Upon examining the contents of 38 backpacks, it was found that 23 contained a black pen, 27 contained a blue pen, and 21 contained a pencil, 15 contained both a black pen and a blue pen, 12 contained both a black pen and a pencil, 18 contained both a blue pen and a pencil, and 10 contained all three items. How many backpacks contained none of the three writing instruments?

Answer 1

To determine the number of backpacks that contained none of the three writing instruments, we need to use the principle of inclusion-exclusion.

Let's break down the information given:

- The number of backpacks containing a black pen (23) and the number containing a blue pen (27) do not include any overlap yet.
- The number of backpacks containing a pencil (21) is separate from the other two categories.

Now, to count the number of backpacks that contain both a black pen and a blue pen, we have 15.

Next, let's calculate the number of backpacks that contain both a black pen and a pencil, which is 12.

Similarly, the number of backpacks that contain both a blue pen and a pencil is 18.

Lastly, there are 10 backpacks that contain all three writing instruments.

To find the number of backpacks that contain none of the three writing instruments, we need to subtract the total number of backpacks that contain any writing instrument from the total number of backpacks.

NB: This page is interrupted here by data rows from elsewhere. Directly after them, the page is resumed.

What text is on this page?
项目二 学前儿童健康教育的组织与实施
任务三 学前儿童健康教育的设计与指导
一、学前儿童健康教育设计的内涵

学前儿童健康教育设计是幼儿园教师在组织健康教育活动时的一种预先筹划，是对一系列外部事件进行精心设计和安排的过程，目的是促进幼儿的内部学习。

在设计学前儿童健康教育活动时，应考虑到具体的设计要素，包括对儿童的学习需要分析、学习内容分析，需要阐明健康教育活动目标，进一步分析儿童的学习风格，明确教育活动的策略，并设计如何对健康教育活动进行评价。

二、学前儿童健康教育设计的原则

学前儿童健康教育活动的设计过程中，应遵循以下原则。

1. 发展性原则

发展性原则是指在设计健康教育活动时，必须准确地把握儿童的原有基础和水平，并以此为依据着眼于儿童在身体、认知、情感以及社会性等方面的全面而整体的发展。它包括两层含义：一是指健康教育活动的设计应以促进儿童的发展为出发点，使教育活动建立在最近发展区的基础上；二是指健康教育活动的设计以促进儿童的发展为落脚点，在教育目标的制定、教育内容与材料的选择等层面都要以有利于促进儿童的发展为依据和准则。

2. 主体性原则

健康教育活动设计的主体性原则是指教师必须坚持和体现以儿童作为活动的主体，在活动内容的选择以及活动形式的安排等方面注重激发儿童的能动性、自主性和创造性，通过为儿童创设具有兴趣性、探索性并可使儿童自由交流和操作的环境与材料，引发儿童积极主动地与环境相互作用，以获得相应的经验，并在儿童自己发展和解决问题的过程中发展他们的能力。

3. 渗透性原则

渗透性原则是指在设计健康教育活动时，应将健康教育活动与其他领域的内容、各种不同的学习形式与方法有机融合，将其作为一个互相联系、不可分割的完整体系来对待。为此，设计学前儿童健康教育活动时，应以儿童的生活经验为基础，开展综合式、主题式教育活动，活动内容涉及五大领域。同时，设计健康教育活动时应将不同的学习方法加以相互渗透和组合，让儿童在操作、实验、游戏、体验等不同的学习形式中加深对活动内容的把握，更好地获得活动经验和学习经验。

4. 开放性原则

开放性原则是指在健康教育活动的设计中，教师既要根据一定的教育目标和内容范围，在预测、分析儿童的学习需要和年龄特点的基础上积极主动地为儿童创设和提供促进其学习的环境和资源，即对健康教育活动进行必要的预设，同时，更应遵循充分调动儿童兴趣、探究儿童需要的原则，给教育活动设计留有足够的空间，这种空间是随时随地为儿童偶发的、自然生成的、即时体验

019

Total number of backpacks = 38

Backpacks containing a black pen = 23
Backpacks containing a blue pen = 27
Backpacks containing a pencil = 21

Backpacks containing both a black pen and a blue pen = 15
Backpacks containing both a black pen and a pencil = 12
Backpacks containing both a blue pen and a pencil = 18

Backpacks containing all three writing instruments = 10

To calculate the number of backpacks containing none of the three writing instruments, use the formula:

Total number of backpacks - (Backpacks containing a black pen + Backpacks containing a blue pen + Backpacks containing a pencil - (Backpacks containing both a black pen and a blue pen + Backpacks containing both a black pen and a pencil + Backpacks containing both a blue pen and a pencil) + Backpacks containing all three writing instruments)

Substituting the values:

38 - (23 + 27 + 21 - (15 + 12 + 18) + 10)

Simplifying:

38 - (71 - 45 + 10)
38 - (71 - 55)
38 - 16

Therefore, the number of backpacks containing none of the three writing instruments is 22.